De início, não entendi todo o significado destas palavras. Estranhamente, ele rebentou-me de súbito dentro da cabeça, com espantosa nitidez. Mas senti-me na obrigação intelectual de objectar:
— Salvo o respeito devido a uma divindade tradicional: foi essencial, para os homens, voltar as costas a um conhecimento antigo que nos impedia qualquer avanço. Sem isso, não haveria investigação científica. Sentimos a imperiosa a necessidade de poder, livremente, formular hipóteses e tirar conclusões, ainda que provisórias, a partir delas e das observações feitas, quer no meio natural quer em laboratório, sem sofrer interditos tribais nem ser alvo de travões eclesiásticos e perseguições inquisitoriais.
Contra o que eu esperava, ela não se indignou, até fez um pequeno gesto de concordância e disse:
— Isso é verdade, meu caro amigo. É verdade, mas. É uma pena: com os homens há sempre um «mas». Esse movimento ultrapassou os limites de um necessário equilíbrio dinâmico que deve existir no vosso mundo, ou para o qual, pelo menos, a humanidade deveria tender. E levou a um divórcio: entre as ciências chamadas exactas e as humanidades; entre cientistas cada vez mais especializados e o mundo real que os cerca. Entre o mundo fechado de onde saem grandes avanços científicos e tecnológicos e o resto do planeta.

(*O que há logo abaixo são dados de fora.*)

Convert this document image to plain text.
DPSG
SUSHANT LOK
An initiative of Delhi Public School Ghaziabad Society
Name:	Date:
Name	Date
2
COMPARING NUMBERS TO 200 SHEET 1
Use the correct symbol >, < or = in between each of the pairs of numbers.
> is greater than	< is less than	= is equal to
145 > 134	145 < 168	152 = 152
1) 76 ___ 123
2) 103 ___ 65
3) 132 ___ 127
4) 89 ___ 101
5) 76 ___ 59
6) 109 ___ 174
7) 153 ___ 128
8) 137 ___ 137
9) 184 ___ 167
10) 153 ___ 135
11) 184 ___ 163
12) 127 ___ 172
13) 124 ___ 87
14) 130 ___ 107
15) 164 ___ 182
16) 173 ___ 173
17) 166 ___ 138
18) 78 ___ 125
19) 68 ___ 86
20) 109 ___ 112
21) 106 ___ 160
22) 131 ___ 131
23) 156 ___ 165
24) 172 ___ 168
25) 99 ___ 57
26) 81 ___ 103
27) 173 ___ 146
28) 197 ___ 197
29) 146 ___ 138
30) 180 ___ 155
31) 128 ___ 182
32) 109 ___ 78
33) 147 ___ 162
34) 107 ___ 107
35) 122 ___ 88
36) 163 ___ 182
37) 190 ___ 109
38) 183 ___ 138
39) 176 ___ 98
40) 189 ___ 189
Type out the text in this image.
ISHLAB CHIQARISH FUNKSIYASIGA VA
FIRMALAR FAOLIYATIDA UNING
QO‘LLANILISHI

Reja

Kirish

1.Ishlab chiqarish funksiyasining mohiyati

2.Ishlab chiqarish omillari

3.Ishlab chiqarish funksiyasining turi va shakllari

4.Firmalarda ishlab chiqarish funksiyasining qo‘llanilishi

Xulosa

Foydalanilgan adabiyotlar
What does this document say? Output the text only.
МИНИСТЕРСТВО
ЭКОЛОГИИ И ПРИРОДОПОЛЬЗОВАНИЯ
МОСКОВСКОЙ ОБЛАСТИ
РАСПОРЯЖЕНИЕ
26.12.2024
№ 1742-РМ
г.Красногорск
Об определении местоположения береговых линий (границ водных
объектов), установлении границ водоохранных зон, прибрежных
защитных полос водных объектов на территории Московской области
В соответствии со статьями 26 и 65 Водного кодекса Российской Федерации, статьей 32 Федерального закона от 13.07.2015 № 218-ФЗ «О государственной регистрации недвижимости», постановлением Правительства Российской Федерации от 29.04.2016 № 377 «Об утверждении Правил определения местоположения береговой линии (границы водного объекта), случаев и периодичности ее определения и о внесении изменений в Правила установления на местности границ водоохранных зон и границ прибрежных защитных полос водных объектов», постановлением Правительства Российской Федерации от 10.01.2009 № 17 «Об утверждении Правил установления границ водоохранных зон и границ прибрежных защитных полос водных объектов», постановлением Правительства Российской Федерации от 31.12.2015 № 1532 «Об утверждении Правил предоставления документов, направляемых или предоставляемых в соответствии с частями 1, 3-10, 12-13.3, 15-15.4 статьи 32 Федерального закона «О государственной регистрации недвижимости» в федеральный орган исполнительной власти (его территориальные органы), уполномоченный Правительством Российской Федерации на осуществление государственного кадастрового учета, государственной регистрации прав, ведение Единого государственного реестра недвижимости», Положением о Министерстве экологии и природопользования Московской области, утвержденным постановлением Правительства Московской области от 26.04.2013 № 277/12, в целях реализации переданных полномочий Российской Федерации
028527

Discurso inesperado na boca de uma divindade das águas fluviais. Porém não tive tempo para espantar-me, porque já o meu pensamento formulava um desabafo quase involuntário:
— Pois. É uma chatice. Veja o caso desta antiga Lusitânia: temos, de um lado, os cientistas, académicos, doutores, engenheiros, físicos, arquitectos, que dão pontapés na gramática, que não conseguem articular um discurso claro na sua língua natal; gente alheia aos valores espirituais, mesmo porque não acredita no espírito. Gente para quem as finanças, a economia e a investigação não são meios e sim fins. Mas, do outro lado, temos gente de muitas palavras (nem todas correctas, aliás, porque a qualidade da cultura, em Humanidades, está a perder-se) e que vive, faz política e actua, de um modo geral, sem se preocupar muito em saber se é a Terra que gira em volta do Sol ou vice-versa; que estabelece os seus raciocínios e as suas concepções ignorando altivamente os dados fornecidos pelas ciências, dados que, em muitos casos, são essenciais — não direi, sequer, para as conclusões a tirar, mas para a simples formulação de hipóteses de trabalho.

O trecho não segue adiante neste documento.